The bad: The weak link is Lawrence Fishburn’s Jack Crawford, who is presented with much less humanity than he has had in previous iterations. This has been a trend I’ve noticed in the actor’s work toward…well, gigantic douchebags that present their authority by being manipulative, aggressive, and unsympathetic. As the character that is the stand-in for moral authority, he’s badly outgunned by Mikkelsen’s amoral intellectual for your affections. (But his real life wife, Gina Torres (Zoe from Firefly), makes a great couple of cameos as his wife, dying of cancer. It’s the only time the character is sympathetic at all.)
The (possibly) bad: For some, the level of graphic violence might be a touch much…especially on network TV. Often you see the gory aftermath, occasionally relived through Graham’s reconstructions of the crime scenes. It’s necessary to the plots and to the nature of the material, but I found some of the scenes very intense, and I’m usually pretty tough on seeing stuff like this.

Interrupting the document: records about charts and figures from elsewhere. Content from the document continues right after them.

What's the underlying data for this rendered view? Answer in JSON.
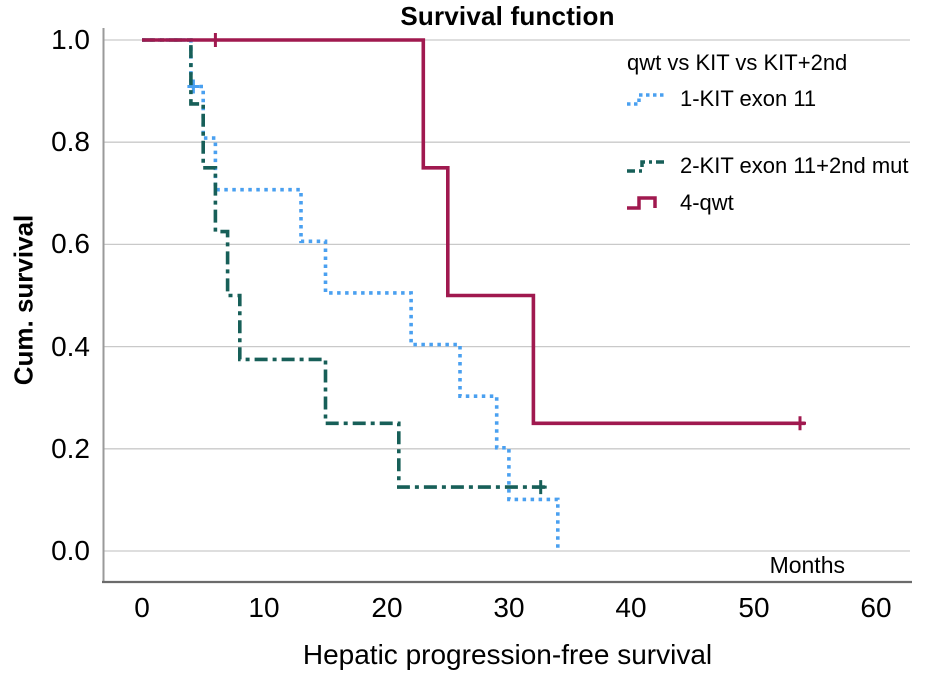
{
  "title": "Survival function",
  "axes": {
    "y_label": "Cum. survival",
    "x_label": "Hepatic progression-free survival",
    "x_unit_label": "Months",
    "y_ticks": [
      "1.0",
      "0.8",
      "0.6",
      "0.4",
      "0.2",
      "0.0"
    ],
    "x_ticks": [
      "0",
      "10",
      "20",
      "30",
      "40",
      "50",
      "60"
    ]
  },
  "legend": {
    "title": "qwt vs KIT vs KIT+2nd",
    "items": [
      "1-KIT exon 11",
      "2-KIT exon 11+2nd mut",
      "4-qwt"
    ]
  },
  "colors": {
    "series_kit_exon11": "#4aa0f0",
    "series_kit_exon11_2nd": "#175f58",
    "series_qwt": "#a0194f",
    "gridline": "#c9c9c9",
    "y_spine": "#9a9a9a",
    "x_spine": "#6b6b6b"
  },
  "chart_data": {
    "type": "line",
    "subtype": "kaplan-meier-step",
    "title": "Survival function",
    "xlabel": "Hepatic progression-free survival",
    "ylabel": "Cum. survival",
    "x_unit": "Months",
    "xlim": [
      0,
      63
    ],
    "ylim": [
      0.0,
      1.0
    ],
    "x_ticks": [
      0,
      10,
      20,
      30,
      40,
      50,
      60
    ],
    "y_ticks": [
      1.0,
      0.8,
      0.6,
      0.4,
      0.2,
      0.0
    ],
    "grid": "horizontal",
    "legend_position": "inside-top-right",
    "series": [
      {
        "label": "1-KIT exon 11",
        "color": "#4aa0f0",
        "line_style": "dotted",
        "points": [
          [
            0,
            1.0
          ],
          [
            4,
            1.0
          ],
          [
            4,
            0.909
          ],
          [
            5,
            0.909
          ],
          [
            5,
            0.808
          ],
          [
            6,
            0.808
          ],
          [
            6,
            0.707
          ],
          [
            13,
            0.707
          ],
          [
            13,
            0.606
          ],
          [
            15,
            0.606
          ],
          [
            15,
            0.505
          ],
          [
            22,
            0.505
          ],
          [
            22,
            0.404
          ],
          [
            26,
            0.404
          ],
          [
            26,
            0.303
          ],
          [
            29,
            0.303
          ],
          [
            29,
            0.202
          ],
          [
            30,
            0.202
          ],
          [
            30,
            0.101
          ],
          [
            34,
            0.101
          ],
          [
            34,
            0.0
          ]
        ],
        "censored": [
          [
            4.2,
            0.909
          ]
        ]
      },
      {
        "label": "2-KIT exon 11+2nd mut",
        "color": "#175f58",
        "line_style": "dash-dot",
        "points": [
          [
            0,
            1.0
          ],
          [
            4,
            1.0
          ],
          [
            4,
            0.875
          ],
          [
            5,
            0.875
          ],
          [
            5,
            0.75
          ],
          [
            6,
            0.75
          ],
          [
            6,
            0.625
          ],
          [
            7,
            0.625
          ],
          [
            7,
            0.5
          ],
          [
            8,
            0.5
          ],
          [
            8,
            0.375
          ],
          [
            15,
            0.375
          ],
          [
            15,
            0.25
          ],
          [
            21,
            0.25
          ],
          [
            21,
            0.125
          ],
          [
            33,
            0.125
          ]
        ],
        "censored": [
          [
            32.6,
            0.125
          ]
        ]
      },
      {
        "label": "4-qwt",
        "color": "#a0194f",
        "line_style": "solid",
        "points": [
          [
            0,
            1.0
          ],
          [
            23,
            1.0
          ],
          [
            23,
            0.75
          ],
          [
            25,
            0.75
          ],
          [
            25,
            0.5
          ],
          [
            32,
            0.5
          ],
          [
            32,
            0.25
          ],
          [
            54.2,
            0.25
          ]
        ],
        "censored": [
          [
            6,
            1.0
          ],
          [
            53.8,
            0.25
          ]
        ]
      }
    ]
  }
}
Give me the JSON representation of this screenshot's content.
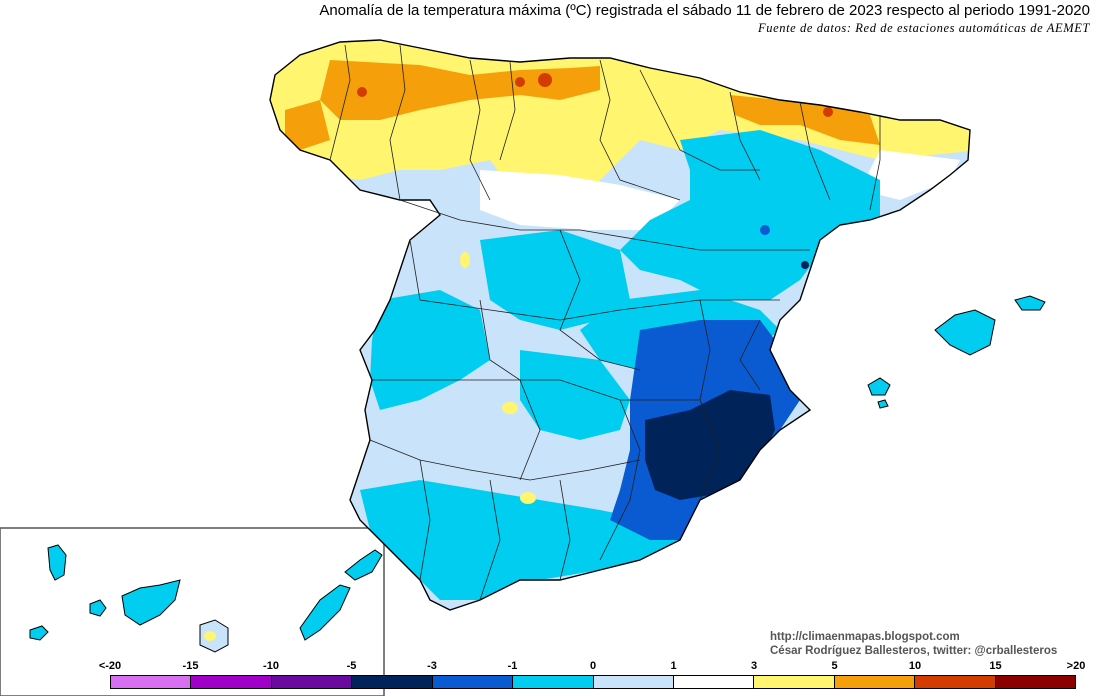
{
  "title": "Anomalía de la temperatura máxima (ºC) registrada el sábado 11 de febrero de 2023 respecto al periodo 1991-2020",
  "source": "Fuente de datos: Red de estaciones automáticas de AEMET",
  "credits": {
    "blog": "http://climaenmapas.blogspot.com",
    "author": "César Rodríguez Ballesteros, twitter: @crballesteros"
  },
  "legend": {
    "labels": [
      "<-20",
      "-15",
      "-10",
      "-5",
      "-3",
      "-1",
      "0",
      "1",
      "3",
      "5",
      "10",
      "15",
      ">20"
    ],
    "colors": [
      "#d86ef0",
      "#a000c8",
      "#6a0aa0",
      "#00245a",
      "#0a5ad2",
      "#00cdf0",
      "#c9e4fa",
      "#ffffff",
      "#fff56e",
      "#f5a00a",
      "#d23c00",
      "#8c0000",
      "#643c00"
    ]
  },
  "map": {
    "colors": {
      "c_n20": "#d86ef0",
      "c_n15": "#a000c8",
      "c_n10": "#6a0aa0",
      "c_n5": "#00245a",
      "c_n3": "#0a5ad2",
      "c_n1": "#00cdf0",
      "c_0": "#c9e4fa",
      "c_p1": "#ffffff",
      "c_p3": "#fff56e",
      "c_p5": "#f5a00a",
      "c_p10": "#d23c00",
      "c_p15": "#8c0000",
      "c_p20": "#643c00",
      "border": "#000000",
      "province": "#202020"
    }
  }
}
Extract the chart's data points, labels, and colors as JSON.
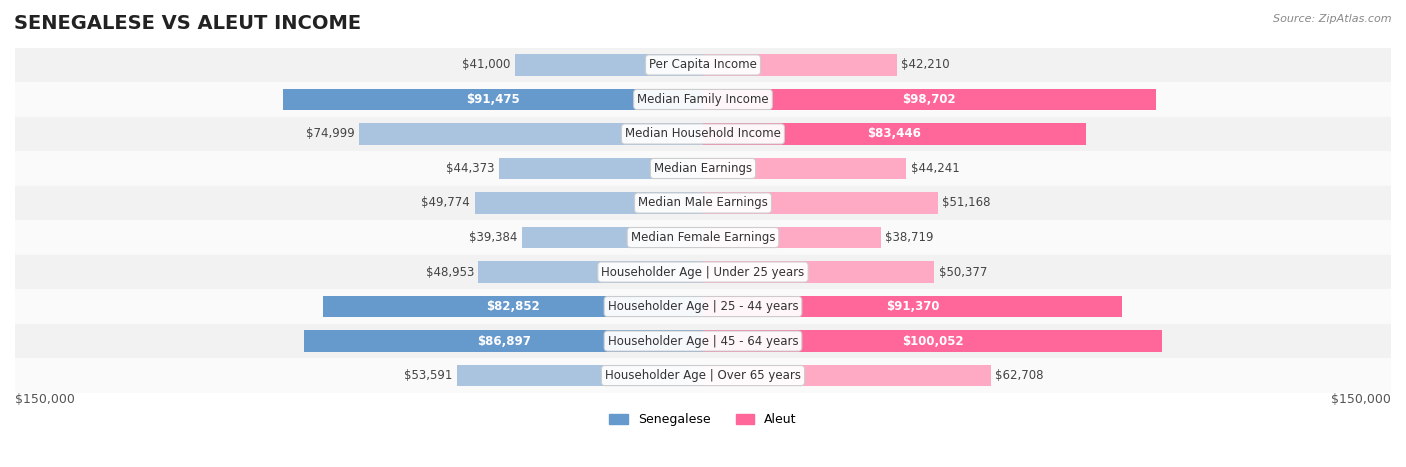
{
  "title": "SENEGALESE VS ALEUT INCOME",
  "source": "Source: ZipAtlas.com",
  "categories": [
    "Per Capita Income",
    "Median Family Income",
    "Median Household Income",
    "Median Earnings",
    "Median Male Earnings",
    "Median Female Earnings",
    "Householder Age | Under 25 years",
    "Householder Age | 25 - 44 years",
    "Householder Age | 45 - 64 years",
    "Householder Age | Over 65 years"
  ],
  "senegalese_values": [
    41000,
    91475,
    74999,
    44373,
    49774,
    39384,
    48953,
    82852,
    86897,
    53591
  ],
  "aleut_values": [
    42210,
    98702,
    83446,
    44241,
    51168,
    38719,
    50377,
    91370,
    100052,
    62708
  ],
  "senegalese_labels": [
    "$41,000",
    "$91,475",
    "$74,999",
    "$44,373",
    "$49,774",
    "$39,384",
    "$48,953",
    "$82,852",
    "$86,897",
    "$53,591"
  ],
  "aleut_labels": [
    "$42,210",
    "$98,702",
    "$83,446",
    "$44,241",
    "$51,168",
    "$38,719",
    "$50,377",
    "$91,370",
    "$100,052",
    "$62,708"
  ],
  "senegalese_color_strong": "#6699cc",
  "senegalese_color_light": "#aac4e0",
  "aleut_color_strong": "#ff6699",
  "aleut_color_light": "#ffaac4",
  "row_bg_color": "#f0f0f0",
  "row_alt_bg_color": "#ffffff",
  "max_value": 150000,
  "legend_senegalese": "Senegalese",
  "legend_aleut": "Aleut",
  "title_fontsize": 14,
  "label_fontsize": 8.5,
  "category_fontsize": 8.5,
  "axis_label": "$150,000",
  "strong_threshold": 75000
}
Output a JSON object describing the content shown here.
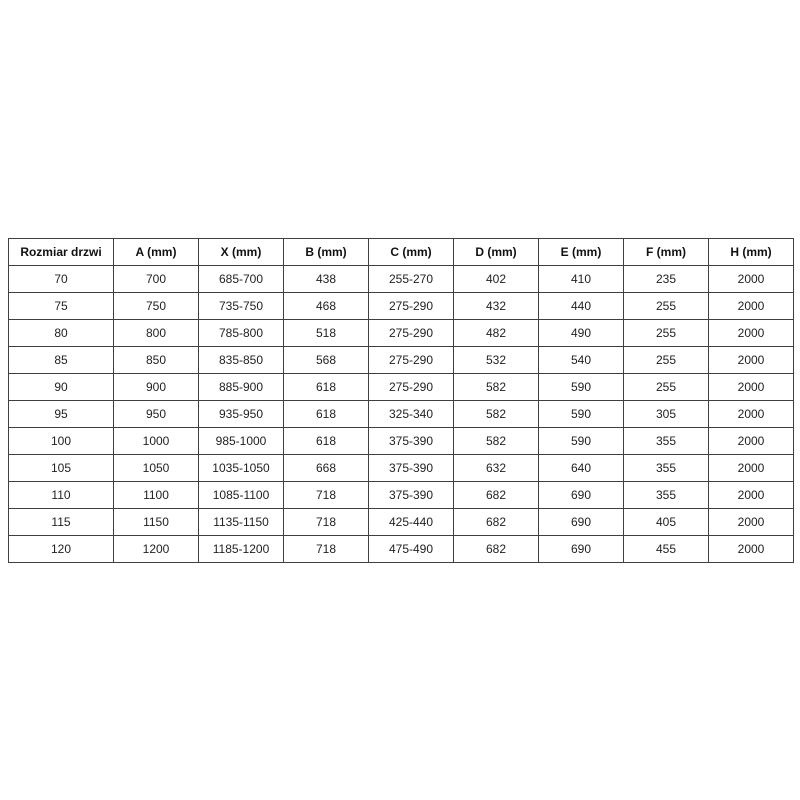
{
  "chart_data": {
    "type": "table",
    "columns": [
      "Rozmiar drzwi",
      "A (mm)",
      "X (mm)",
      "B (mm)",
      "C (mm)",
      "D (mm)",
      "E (mm)",
      "F (mm)",
      "H (mm)"
    ],
    "rows": [
      [
        "70",
        "700",
        "685-700",
        "438",
        "255-270",
        "402",
        "410",
        "235",
        "2000"
      ],
      [
        "75",
        "750",
        "735-750",
        "468",
        "275-290",
        "432",
        "440",
        "255",
        "2000"
      ],
      [
        "80",
        "800",
        "785-800",
        "518",
        "275-290",
        "482",
        "490",
        "255",
        "2000"
      ],
      [
        "85",
        "850",
        "835-850",
        "568",
        "275-290",
        "532",
        "540",
        "255",
        "2000"
      ],
      [
        "90",
        "900",
        "885-900",
        "618",
        "275-290",
        "582",
        "590",
        "255",
        "2000"
      ],
      [
        "95",
        "950",
        "935-950",
        "618",
        "325-340",
        "582",
        "590",
        "305",
        "2000"
      ],
      [
        "100",
        "1000",
        "985-1000",
        "618",
        "375-390",
        "582",
        "590",
        "355",
        "2000"
      ],
      [
        "105",
        "1050",
        "1035-1050",
        "668",
        "375-390",
        "632",
        "640",
        "355",
        "2000"
      ],
      [
        "110",
        "1100",
        "1085-1100",
        "718",
        "375-390",
        "682",
        "690",
        "355",
        "2000"
      ],
      [
        "115",
        "1150",
        "1135-1150",
        "718",
        "425-440",
        "682",
        "690",
        "405",
        "2000"
      ],
      [
        "120",
        "1200",
        "1185-1200",
        "718",
        "475-490",
        "682",
        "690",
        "455",
        "2000"
      ]
    ],
    "style": {
      "border_color": "#3f3f3f",
      "text_color": "#1f1f1f",
      "background": "#ffffff",
      "header_bold": true
    }
  }
}
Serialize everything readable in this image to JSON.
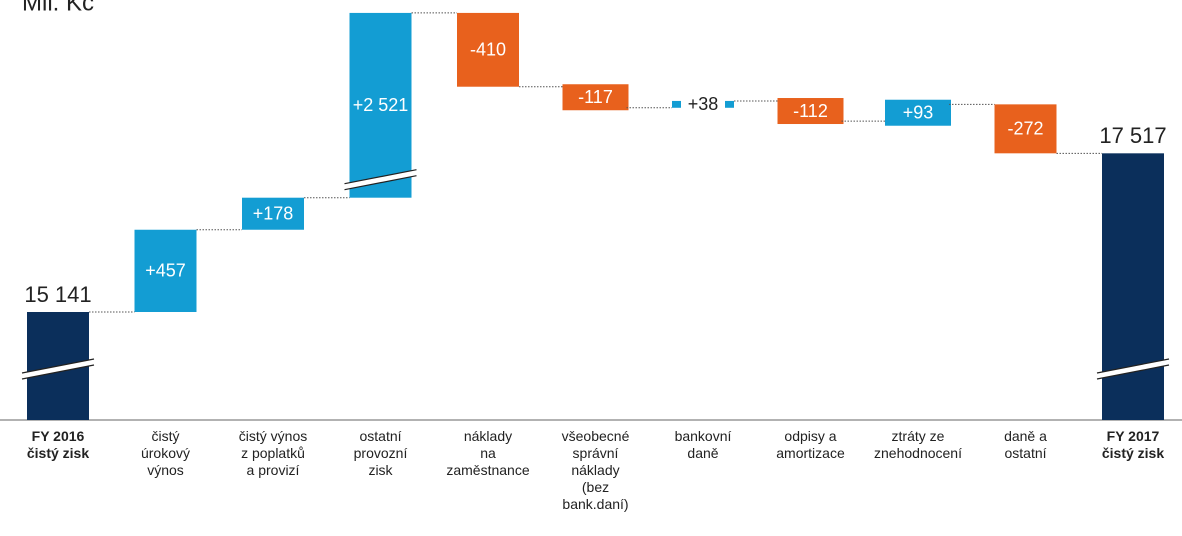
{
  "chart_data": {
    "type": "waterfall",
    "title": "Mil. Kč",
    "categories": [
      "FY 2016\nčistý zisk",
      "čistý\núrokový\nvýnos",
      "čistý výnos\nz poplatků\na provizí",
      "ostatní\nprovozní\nzisk",
      "náklady\nna\nzaměstnance",
      "všeobecné\nsprávní\nnáklady\n(bez\nbank.daní)",
      "bankovní\ndaně",
      "odpisy a\namortizace",
      "ztráty ze\nznehodnocení",
      "daně a\nostatní",
      "FY 2017\nčistý zisk"
    ],
    "values": [
      15141,
      457,
      178,
      2521,
      -410,
      -117,
      38,
      -112,
      93,
      -272,
      17517
    ],
    "value_labels": [
      "15 141",
      "+457",
      "+178",
      "+2 521",
      "-410",
      "-117",
      "+38",
      "-112",
      "+93",
      "-272",
      "17 517"
    ],
    "measure": [
      "total",
      "relative",
      "relative",
      "relative",
      "relative",
      "relative",
      "relative",
      "relative",
      "relative",
      "relative",
      "total"
    ],
    "colors": {
      "total": "#0b2f5b",
      "increase": "#139dd3",
      "decrease": "#e8611d"
    }
  }
}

The rest: The show wanders off of the history established in Red Dragon (the only book Will Graham specifically shows up in.) The basics are there on his character, but some of the things he does in the book are transposed onto other characters. Another agent realizes Hannibal is the Chesapeake Ripper when she sees the drawing that tips Graham off in the book (and is killed.) The Minnesota Shrike is happening concurrently with the Ripper murders. Hannibal becomes an unofficial psychiatrist to Graham because Crawford wants to keep the increasingly unstable agent in the field. I won’t spoil the season end, but it takes us way off the path of the book and gives the show its own mythos and the freedom to pursue it.
Style: 5 out of 5. Substance: 5 out of 5. It’s a definite “buy” if you like the character of Lector, or this sort of suspense/horror/drama.